# Can smooth and analytic be used interchangeably?

1. Feb 17, 2006

### dextercioby

Can "smooth" and "analytic" be used interchangeably?

My guess is 'yes'. :uhh:

Daniel.

2. Feb 17, 2006

### D H

Staff Emeritus
3. Feb 17, 2006

### Hurkyl

Staff Emeritus
No. Smooth merely means infinitely differentiable, whereas analytic means that it has to be locally equal to its power series!

(But if we're talking complex differentiation, then being once differentiable is sufficient for meing analytic. Complex numbers are magical!)

The classic counterexample is the function:

$$f(x) := \begin{cases} e^{-1/x^2} & x \neq 0 \\ 0 & x = 0 \end{cases}$$

which is infinitely differentiable at x=0: in fact, we have that $f^{(n)}(0) = 0$ for all of its derivatives!

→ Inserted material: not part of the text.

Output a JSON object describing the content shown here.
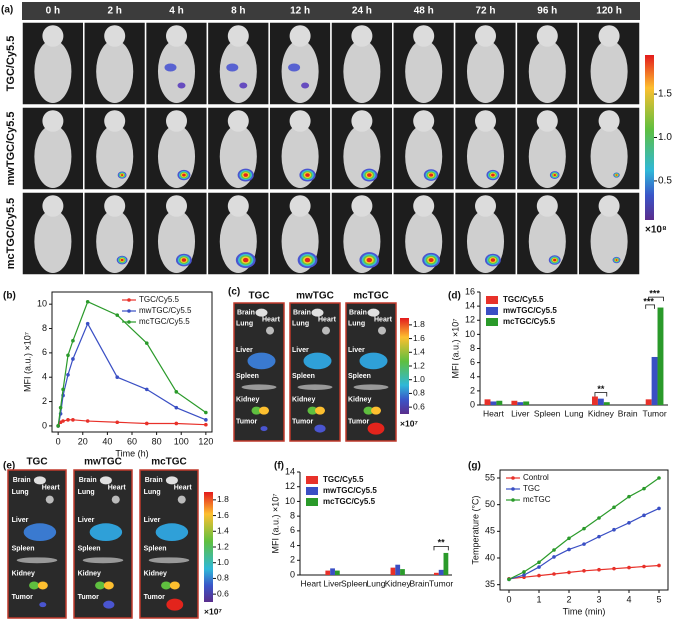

So, this function is clearly not equal to a power series on any neighborhood of zero, and thus is not analytic there.

4. Feb 17, 2006

### HallsofIvy

"smooth" tends to be ambiguous. I have seen smooth used to mean only differentiable and "infinitely smooth" to mean infinitely differentiable. I have even seen reference to "sufficiently smooth" to mean "as differentiable as you need".

Hurkyl is right, though, even an infinitely differentiable function is not necessarily analytic.